I've been given the honor of doing this month's Best Spots critique. I try to stay away from critiques, because I don't like knocking other people's work. Let's face it, it's hard to sell great work, and there are about a hundred things that conspire to screw up every spot you create. That said, I watched the 14 spots they wanted me to judge. Twice. I knew I shouldn't have done this.
The Nextel ad was the only real bright spot in a pretty disappointing lineup—a great production that was fun to watch and that made one (one) simple point that highlighted the advantage of having a Nextel push-to-talk cell phone. This is a stylized, heavily choreographed monster of a 60-second spot with an exaggerated construction site and hundreds of workers performing superhuman feats of perfectly synchronized building (in other words, the opposite of any construction project any of us have been involved in). The super says, "Nextel helps groups get things done." Perfecto.

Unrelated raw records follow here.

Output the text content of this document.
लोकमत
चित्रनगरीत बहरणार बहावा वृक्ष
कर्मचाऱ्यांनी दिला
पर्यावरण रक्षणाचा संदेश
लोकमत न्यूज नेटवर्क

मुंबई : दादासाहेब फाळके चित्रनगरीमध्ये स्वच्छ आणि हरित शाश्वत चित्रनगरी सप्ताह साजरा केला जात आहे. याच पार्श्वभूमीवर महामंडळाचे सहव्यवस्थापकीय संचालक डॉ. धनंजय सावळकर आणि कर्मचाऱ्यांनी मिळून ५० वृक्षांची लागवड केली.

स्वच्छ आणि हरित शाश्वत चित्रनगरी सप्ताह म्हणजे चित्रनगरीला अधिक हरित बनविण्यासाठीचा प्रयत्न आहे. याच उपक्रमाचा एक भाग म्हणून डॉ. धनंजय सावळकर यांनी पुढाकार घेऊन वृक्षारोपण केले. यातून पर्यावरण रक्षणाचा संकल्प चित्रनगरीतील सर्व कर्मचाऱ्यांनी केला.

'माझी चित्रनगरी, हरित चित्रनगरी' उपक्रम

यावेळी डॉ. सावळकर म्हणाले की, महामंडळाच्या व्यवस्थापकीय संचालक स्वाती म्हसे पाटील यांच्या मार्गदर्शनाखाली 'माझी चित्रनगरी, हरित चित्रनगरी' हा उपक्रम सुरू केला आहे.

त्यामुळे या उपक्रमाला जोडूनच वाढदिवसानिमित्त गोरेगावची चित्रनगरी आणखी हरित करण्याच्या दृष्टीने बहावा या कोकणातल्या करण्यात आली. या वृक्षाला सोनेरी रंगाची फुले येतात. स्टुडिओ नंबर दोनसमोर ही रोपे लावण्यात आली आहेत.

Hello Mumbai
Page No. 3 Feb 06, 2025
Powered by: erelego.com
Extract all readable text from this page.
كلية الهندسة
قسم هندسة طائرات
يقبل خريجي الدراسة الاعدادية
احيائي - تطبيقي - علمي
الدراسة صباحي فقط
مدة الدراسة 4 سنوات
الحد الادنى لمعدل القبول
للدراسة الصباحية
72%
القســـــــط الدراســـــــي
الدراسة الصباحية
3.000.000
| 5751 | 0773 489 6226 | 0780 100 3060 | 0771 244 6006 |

I also watched spots for Bud Light, which had a guy ("Rusty") fitted with a shock collar to keep him from the beer; for ESPN, which showed how much a football fan was going to miss the pizza delivery guy because the football season was ending; and for Pepto Bismol—an ad which gave me diarrhea. To say these spots are uninspired would be kind. And I want to be kind.
I liked two other spots. One was for PBS and brought together PBS celebs like Charlie Rose and several others, from actresses to correspondents, to read a bedtime story to a little girl to demonstrate how PBS gives you more than one side of the story. The spot is well conceived, well acted and nicely shot. And there was a cool spot for Target—cool graphics, cool music and a pretty cool edit, too. I don't remember exactly what it was about, but I know it was cool, and that's what Target is.
The other seven spots I looked at—for Barnesandnoble.com, Budweiser, Coca-Cola, Corona, Dairy Queen, ESPN Outdoors and Stolichnaya—ran the gamut from lame to boring to derivative to been-there-done-that. Maybe this year an improved economy will prove less threatening to people's livelihoods and will move us into a more adventurous mind-set.